As the Food and Drug Administration (FDA) panel approved the first-ever gene therapy treatment for cancer, the doors for better treatment of this deadly disease have opened. It’s been a while that researchers have been working on gene therapy to address various kinds of cancer. Approval from FDA has, in fact, encouraged several pharma majors and universities to develop new therapies which can re-engineer the immune cells of the cancer patients. It is in this context that cancer gene therapy is a ground-breaking development in the life sciences sector. All the three varieties of gene therapy, namely, oncolytic virotherapy, gene transfer, and gene-induced immunotherapy, have emerged as solutions which hold immense potential for cancer treatment.
How is cancer gene therapy better than other cancer treatments?
Unlike the other treatments, gene therapy focuses on modifying the cells and using them as drugs. What happens in this process is that, either the cells are totally removed from the patient’s body, or certain genetic constructs are injected into the specific cells in the body. CAR-T cell therapy is the process through which cells are removed and manipulated outside the body. The traditional drugs usually target the specific cell which is involved in disease progression. Gene therapies like CAR-T, on the other hand, focus on the very DNA or RNA which is the residence of the defect. This is precisely the reason they produce better results in treating cancer and are also safer.

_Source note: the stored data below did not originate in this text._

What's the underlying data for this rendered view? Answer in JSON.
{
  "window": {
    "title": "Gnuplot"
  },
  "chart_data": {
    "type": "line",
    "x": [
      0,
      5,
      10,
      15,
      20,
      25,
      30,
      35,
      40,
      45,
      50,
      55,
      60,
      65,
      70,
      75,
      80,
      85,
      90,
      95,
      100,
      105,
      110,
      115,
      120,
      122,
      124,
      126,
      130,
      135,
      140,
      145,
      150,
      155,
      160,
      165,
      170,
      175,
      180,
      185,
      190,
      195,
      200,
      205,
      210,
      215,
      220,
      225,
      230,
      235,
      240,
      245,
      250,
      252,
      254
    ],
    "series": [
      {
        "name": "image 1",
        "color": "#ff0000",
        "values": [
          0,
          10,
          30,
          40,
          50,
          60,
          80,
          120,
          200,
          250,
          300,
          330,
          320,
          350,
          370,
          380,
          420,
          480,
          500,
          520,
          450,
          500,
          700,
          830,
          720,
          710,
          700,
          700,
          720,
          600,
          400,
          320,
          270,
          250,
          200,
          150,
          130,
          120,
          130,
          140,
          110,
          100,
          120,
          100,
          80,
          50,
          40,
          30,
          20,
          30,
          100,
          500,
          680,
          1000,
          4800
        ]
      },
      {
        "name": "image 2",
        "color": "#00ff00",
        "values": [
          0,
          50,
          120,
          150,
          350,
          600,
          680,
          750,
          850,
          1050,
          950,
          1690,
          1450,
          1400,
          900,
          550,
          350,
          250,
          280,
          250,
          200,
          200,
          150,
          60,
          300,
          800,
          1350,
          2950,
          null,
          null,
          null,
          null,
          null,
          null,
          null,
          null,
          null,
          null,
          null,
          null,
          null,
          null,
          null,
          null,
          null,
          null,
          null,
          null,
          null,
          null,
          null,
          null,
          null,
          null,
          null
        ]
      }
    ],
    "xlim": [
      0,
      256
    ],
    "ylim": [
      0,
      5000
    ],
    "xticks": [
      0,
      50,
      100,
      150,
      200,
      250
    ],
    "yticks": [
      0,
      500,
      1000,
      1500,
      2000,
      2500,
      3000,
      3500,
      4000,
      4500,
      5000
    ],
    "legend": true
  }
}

Why did it take so long for cancer gene therapy to be adopted in clinical treatment?
Usually, around 10 to 15 years are taken by a drug to move from preclinical discovery to the approval stage. Especially in the case of critical conditions like cancer, it becomes very important that each detail of the treatment is considered before the drug or the therapy is adopted in clinical treatments. This explains why a cost intensive therapy like cancer gene therapy took some time to get the required approval from the authorities.
In fact, as therapies like CAR-T get approval from the FDA, it is expected that major names in the pharma industry will concoct their own versions of the treatment. And, such a development is sure to have long-term benefits for the patients, and the life sciences community in general.